La fin d’une ère chez Netflix
Le départ de Scott Stuber de son poste de responsable du cinéma chez Netflix n’a pas surpris grand monde, mais il semblait annoncé depuis si longtemps qu’un producteur ayant déjà travaillé avec le géant du streaming affirme qu’il pensait qu’il ne s’agissait que de rumeurs. “Je ne me suis pas vraiment inquiété quand on a dit que Scott était parti”, dit-il, “car j’entendais cela depuis plus de deux ans.”
Lorsque le moment fatidique est finalement arrivé, ce qui a le plus marqué le départ de Stuber était la façon dont cela différait de l’éviction abrupte habituelle chez Netflix : cette fois, il y a eu un communiqué de presse laudatif, le compte e-mail de l’entreprise de Stuber est toujours en service, et il est censé rester jusqu’en mars.
Un changement de stratégie chez Netflix ?
Malgré le manque de drame et malgré l’assurance du co-P-DG Ted Sarandos lors d’un appel aux résultats du 23 janvier que la stratégie des films originaux du streamer ne changera pas, certains cadres et agents d’Hollywood affirment que cela pourrait révéler un changement majeur dans la stratégie de Netflix. L’engagement de 5 milliards de dollars de la part de Netflix envers la WWE – annoncé quelques heures seulement après la publication de nouvelles concernant le départ de Stuber – suggère que la société a repensé la manière dont elle déploie les 17 milliards de dollars de son coffre annuel pour le contenu.
Des ambitions en net ralentissement
Malgré un ralentissement dans la production, Stuber n’a pas caché sa plus grande frustration: le refus persistant de Sarandos d’offrir une sortie cinématographique complète à un film quelconque de Netflix.

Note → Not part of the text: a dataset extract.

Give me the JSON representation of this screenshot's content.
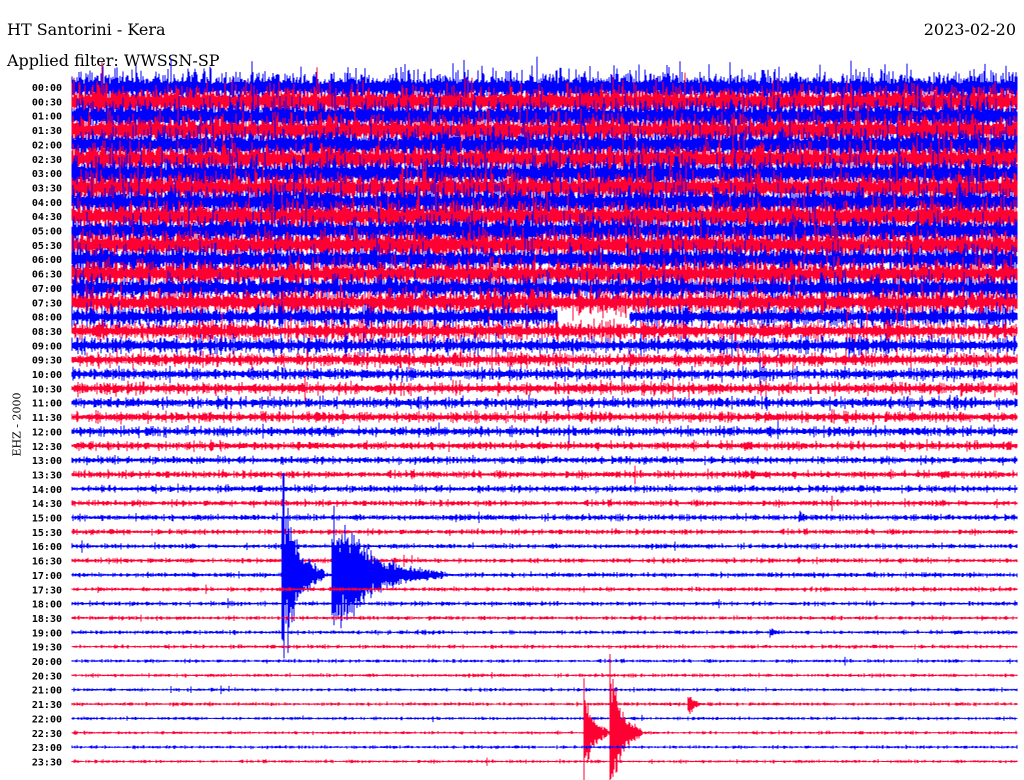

L’espoir est revenu lorsque le streamer a accepté de donner au film Glass Onion, la suite de Knives Out de 2022, une sortie plus large dans les cinémas que tout autre film précédent de Netflix, le diffusant dans environ 600 salles pendant une semaine. Le film a rapporté 16 millions de dollars pendant cette courte période, et Stuber rêvait que Sarandos développerait un goût pour l’argent.
Cela ne s’est pas produit, et Stuber a commencé à se retrouver dans l’impossibilité de rivaliser pour les projets de films les plus en vogue à un moment où les réalisateurs de premier plan peuvent obtenir une sortie en salles même auprès des autres envahisseurs de la tech, Amazon et Apple.
Netflix en pleine réorganisation
En effet, avec plus de 85 films en 2022 et 49 l’année dernière, Netflix réduit toujours la voilure; toutefois, cette année, Netflix sortira au moins 36 films en anglais – bien plus que toute autre entreprise.
Quant au blâme, Stuber n’a pas à lui tout seul été responsable des échecs de Netflix dans le domaine du film. Même si, pour l’instant, la société a un trésor annuel de 17 milliards de dollars pour la production de contenus et qu’en 2018, elle a sorti environ 90 films, le résultat a été décevant. Le moyen métrage réalisé par Zack Snyder, Rebel Moon: Part One, n’a récolté qu’un faible score de 23% sur Rotten Tomatoes (et une suite à venir). Et malgré les grosses dépenses pour des films comme The Irishman, Netflix n’a jamais remporté de prix Oscar pour le meilleur film, alors qu’Apple a décroché l’or dès sa première tentative en 2021 avec CODA.
Une probable réorientation stratégique
Malgré la promesse du PDG Ted Sarandos de ne pas changer la stratégie de film original du streamer après le départ de Scott Stuber, plusieurs exécutifs de l’industrie cinématographique et des agents de talents sont convaincus que cette décision pourrait révéler un changement majeur dans la stratégie du streamer. En effet, l’engagement de 5 milliards de dollars envers la WWE semble suggérer que la société révise actuellement la manière dont elle déploie les 17 milliards de dollars annuels alloués au contenu.